This year's wine grape crop from upstate New York is high in quality with a bit less quantity.
Growers say the warm early spring followed by a cold spell and a dry summer took a toll on the overall yield, but that the grapes that made it through are in good shape.
"With warm, sunny days that we had, grapes are ripening beautifully, and growers and wineries are happy," Jim Trezise, president of the New York Wine and Grape Foundation, said. "It's not going to be a bumper crop this year, but it will certainly be respectable."
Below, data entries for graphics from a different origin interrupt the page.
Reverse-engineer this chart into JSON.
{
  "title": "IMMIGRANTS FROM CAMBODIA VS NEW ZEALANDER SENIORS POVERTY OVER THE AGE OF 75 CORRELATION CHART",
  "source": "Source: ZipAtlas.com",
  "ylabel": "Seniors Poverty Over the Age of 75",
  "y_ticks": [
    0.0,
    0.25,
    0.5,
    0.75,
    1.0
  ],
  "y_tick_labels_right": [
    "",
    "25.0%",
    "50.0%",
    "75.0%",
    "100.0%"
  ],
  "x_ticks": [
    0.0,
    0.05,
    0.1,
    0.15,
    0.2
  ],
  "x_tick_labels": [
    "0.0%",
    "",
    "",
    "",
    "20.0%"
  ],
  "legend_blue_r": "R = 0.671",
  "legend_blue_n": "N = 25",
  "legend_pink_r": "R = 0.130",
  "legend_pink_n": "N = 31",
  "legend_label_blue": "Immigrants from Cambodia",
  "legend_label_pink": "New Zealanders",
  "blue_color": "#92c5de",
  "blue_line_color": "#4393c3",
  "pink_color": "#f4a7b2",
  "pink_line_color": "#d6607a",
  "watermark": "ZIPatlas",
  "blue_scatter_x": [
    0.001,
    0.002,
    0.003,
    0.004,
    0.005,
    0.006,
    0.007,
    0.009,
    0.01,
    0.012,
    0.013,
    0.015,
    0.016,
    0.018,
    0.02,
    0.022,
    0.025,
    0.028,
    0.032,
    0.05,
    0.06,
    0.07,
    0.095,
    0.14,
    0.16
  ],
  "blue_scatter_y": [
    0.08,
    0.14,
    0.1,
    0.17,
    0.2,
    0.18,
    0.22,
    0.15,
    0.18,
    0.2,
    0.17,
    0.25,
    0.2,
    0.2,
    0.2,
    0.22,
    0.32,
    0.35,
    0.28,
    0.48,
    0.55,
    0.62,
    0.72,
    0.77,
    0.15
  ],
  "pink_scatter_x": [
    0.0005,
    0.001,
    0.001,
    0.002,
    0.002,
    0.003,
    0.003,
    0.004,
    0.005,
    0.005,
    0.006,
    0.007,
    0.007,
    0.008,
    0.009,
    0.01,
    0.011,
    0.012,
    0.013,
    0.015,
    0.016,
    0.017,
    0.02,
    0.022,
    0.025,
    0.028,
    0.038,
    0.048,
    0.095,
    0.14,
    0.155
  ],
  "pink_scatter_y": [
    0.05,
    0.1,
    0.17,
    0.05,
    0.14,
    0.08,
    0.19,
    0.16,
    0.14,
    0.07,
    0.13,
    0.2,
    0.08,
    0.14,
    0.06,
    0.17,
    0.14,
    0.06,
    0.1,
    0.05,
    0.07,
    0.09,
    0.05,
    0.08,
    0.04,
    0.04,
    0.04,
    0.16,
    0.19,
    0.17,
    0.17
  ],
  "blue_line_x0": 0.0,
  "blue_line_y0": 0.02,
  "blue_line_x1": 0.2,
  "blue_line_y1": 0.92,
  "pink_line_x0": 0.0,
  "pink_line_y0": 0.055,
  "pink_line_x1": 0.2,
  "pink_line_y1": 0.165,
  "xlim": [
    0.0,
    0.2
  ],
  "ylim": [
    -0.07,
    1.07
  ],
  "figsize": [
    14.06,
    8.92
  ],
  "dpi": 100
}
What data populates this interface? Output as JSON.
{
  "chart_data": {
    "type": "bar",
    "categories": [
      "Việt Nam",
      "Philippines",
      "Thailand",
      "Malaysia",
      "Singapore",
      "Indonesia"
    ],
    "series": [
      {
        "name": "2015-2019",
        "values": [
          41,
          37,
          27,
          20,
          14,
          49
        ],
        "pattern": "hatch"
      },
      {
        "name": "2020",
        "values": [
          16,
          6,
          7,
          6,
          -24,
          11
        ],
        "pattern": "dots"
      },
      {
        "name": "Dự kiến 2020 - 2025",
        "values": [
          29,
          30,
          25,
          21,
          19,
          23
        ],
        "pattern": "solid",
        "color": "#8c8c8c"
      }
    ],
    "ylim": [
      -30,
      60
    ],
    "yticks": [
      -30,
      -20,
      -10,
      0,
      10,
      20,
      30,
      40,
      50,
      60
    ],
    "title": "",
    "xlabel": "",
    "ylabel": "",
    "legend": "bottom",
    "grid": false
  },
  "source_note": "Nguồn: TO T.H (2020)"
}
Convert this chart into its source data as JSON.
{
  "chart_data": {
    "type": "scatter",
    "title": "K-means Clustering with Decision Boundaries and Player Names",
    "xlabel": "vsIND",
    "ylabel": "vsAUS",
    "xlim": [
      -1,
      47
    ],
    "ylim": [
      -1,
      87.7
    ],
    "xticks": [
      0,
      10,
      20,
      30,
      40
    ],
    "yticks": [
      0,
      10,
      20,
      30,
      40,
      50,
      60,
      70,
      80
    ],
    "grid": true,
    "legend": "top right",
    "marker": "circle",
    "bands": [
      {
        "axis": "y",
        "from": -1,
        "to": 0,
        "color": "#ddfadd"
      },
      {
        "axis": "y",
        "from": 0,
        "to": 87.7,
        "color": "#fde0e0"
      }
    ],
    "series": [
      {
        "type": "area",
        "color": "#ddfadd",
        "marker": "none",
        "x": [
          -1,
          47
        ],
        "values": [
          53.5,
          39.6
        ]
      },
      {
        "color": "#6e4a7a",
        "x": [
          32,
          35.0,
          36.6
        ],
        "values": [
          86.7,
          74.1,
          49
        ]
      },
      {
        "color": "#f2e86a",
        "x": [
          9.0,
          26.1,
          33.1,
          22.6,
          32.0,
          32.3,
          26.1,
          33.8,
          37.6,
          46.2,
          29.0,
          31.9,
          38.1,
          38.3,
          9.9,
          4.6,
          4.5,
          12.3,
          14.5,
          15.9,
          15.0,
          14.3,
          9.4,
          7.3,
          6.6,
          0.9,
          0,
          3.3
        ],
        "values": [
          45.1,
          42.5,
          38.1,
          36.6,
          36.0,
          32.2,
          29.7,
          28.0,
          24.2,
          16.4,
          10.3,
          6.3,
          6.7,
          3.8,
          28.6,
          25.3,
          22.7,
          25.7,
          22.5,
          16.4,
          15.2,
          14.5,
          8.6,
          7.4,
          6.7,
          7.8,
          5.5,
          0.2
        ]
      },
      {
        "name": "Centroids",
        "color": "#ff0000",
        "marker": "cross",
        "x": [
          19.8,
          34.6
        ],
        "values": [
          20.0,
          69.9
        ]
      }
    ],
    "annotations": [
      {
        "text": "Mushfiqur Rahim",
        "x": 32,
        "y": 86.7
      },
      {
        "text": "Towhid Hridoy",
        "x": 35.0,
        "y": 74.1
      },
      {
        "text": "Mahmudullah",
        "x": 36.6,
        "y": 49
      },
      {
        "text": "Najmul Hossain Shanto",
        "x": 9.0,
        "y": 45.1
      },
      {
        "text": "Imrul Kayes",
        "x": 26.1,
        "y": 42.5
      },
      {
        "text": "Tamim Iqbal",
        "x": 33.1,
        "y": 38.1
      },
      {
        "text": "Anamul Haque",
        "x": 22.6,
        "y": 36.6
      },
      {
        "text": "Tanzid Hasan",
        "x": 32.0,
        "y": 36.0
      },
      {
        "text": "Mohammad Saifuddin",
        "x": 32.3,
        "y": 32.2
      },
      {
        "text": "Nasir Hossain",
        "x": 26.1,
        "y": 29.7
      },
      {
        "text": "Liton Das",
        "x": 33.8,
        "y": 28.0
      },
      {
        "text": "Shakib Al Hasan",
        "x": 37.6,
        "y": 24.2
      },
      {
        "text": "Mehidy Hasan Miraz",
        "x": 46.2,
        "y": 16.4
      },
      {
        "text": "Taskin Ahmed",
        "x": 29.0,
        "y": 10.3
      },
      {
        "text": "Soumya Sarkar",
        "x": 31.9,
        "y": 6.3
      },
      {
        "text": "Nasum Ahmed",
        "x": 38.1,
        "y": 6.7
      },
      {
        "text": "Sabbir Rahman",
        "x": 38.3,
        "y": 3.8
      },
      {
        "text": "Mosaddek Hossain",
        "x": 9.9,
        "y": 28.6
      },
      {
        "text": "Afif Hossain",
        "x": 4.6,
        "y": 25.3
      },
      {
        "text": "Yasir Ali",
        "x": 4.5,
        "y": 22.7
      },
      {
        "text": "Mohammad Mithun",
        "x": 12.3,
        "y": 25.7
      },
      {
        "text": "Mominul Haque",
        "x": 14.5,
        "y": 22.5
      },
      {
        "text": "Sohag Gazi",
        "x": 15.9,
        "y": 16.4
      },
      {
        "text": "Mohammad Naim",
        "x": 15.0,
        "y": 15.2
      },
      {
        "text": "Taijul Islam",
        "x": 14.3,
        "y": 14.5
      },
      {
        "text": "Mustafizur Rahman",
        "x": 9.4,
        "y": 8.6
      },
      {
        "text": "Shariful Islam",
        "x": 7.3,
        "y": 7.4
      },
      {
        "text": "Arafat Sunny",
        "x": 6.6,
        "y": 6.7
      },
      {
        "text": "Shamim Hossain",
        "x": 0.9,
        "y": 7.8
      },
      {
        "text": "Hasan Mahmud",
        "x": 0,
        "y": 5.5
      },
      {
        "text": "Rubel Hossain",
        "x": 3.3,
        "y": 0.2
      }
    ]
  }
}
It's also early, which will mean a quicker end to the season.
"Everything is coming out faster than it normally would, but production is down," said Peter Masse, general manager at Six Mile Creek Vineyard in Ithaca. "What we are actually pulling out of the fields is down. You'll get really good quality wine, but it will be short in supply."
Steve Fulkerson of Fulkerson Winery in Dundee in the Finger Lakes region said his yield is about 200 tons short.
At Lakewood Vineyard and Winery, just north of Watkins Glen, meanwhile, the rush is on to get everything harvested.
"All the crop is coming in on top of itself. It started early and everything will be done early. It's just a question of can we get it all in?" winemaker Chris Stamp said.
"We've probably seen higher sugars in most varieties because of the dry, warm summer," Stamp added. "I've been making wine for 30 years and I've never seen such high sugar content. It's more like California wine making. Usually we struggled with a little more rain and more disease pressure. We haven't had that."